Presently the one in front was attracted by an object a little out of his path, and turned to examine it more closely. Then he spoke to his hygeen, which knelt down, whereupon he dismounted, and went up to the figure of a man lying on the sand. There had been a great deal of fighting and carnage, beyond the ordinary blood-feuds between the different tribes, going on for some months in the country, and the bodies of men were as commonly found as those of camels used to be. So it may seem surprising that the Arab should have taken the trouble to dismount for such a trifle.

But this body was dressed, and had weapons—was worth despoiling, in fact. This particular child of the desert was not more greedy than others; he was a man in some authority, and rich according to his own ideas and those of his people. But still, one does not like to see articles of value unappropriated, and one might as well have them as any one else. Such sentiments might animate you or me, let alone a gentleman who had been brought up to regard all human beings who did not belong to his own particular set much as we look upon beavers, foxes, hares, grouse, pheasants, as creatures that are provided by Providence for our sport or profit.

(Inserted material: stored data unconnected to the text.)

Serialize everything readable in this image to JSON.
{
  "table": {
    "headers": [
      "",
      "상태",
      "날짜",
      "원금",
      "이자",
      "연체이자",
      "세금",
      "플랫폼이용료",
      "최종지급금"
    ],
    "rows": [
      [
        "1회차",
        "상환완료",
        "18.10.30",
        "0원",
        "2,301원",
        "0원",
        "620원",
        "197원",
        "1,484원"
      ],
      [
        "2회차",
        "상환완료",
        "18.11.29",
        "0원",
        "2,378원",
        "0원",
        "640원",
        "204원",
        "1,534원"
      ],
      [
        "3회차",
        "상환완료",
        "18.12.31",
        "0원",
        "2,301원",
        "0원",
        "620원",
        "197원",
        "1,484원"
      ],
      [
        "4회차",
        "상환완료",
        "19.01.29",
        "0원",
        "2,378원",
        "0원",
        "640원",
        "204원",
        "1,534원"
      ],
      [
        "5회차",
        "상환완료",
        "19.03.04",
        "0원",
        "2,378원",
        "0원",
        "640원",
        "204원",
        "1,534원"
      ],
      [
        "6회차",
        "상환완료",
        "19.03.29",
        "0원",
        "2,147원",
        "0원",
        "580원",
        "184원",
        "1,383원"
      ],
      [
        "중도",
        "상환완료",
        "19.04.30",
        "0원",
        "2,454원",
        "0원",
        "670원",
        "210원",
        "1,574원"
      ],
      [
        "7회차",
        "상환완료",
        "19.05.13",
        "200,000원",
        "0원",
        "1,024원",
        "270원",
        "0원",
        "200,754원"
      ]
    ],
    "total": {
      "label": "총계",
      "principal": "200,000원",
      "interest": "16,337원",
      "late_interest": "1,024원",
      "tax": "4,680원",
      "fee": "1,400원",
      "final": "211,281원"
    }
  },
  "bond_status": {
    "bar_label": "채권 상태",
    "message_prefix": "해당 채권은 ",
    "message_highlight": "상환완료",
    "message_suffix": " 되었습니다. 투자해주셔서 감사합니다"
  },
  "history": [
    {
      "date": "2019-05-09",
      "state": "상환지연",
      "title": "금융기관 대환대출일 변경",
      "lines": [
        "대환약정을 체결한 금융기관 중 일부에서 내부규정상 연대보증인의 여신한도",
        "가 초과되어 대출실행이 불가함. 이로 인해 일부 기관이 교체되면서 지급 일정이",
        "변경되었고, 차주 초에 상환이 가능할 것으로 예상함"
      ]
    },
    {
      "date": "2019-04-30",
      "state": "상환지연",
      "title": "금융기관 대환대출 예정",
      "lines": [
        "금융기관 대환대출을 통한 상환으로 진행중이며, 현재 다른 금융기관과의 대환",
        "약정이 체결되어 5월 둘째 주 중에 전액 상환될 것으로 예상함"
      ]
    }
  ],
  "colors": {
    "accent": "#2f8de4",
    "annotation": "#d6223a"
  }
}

The body lay on its breast with the arms stretched out; the head a little turned, so that the right cheek lay on the sand. And when the Arab bent over it, it did not look, he thought, quite dead. Well, if he were not, a man with such a good gun as that ought to be when a better man wants it. But still, it has been shrewdly observed that there is a deal that is human about human nature. The Arab might not improbably be in the same position some day, and would he not then require aid himself? And then the Koran enjoined true believers to succour the distressed who fell fainting in the desert; and this was an educated man, who read his Koran; and a religious man, according to his lights, who obeyed its precepts when he happened to remember them, and temptation to the contrary was not too strong. If he had known that the property before him belonged to a pig who did not believe the Prophet, it might have been different; but he could not tell that, and he turned Harry Forsyth over to give him a drink of water.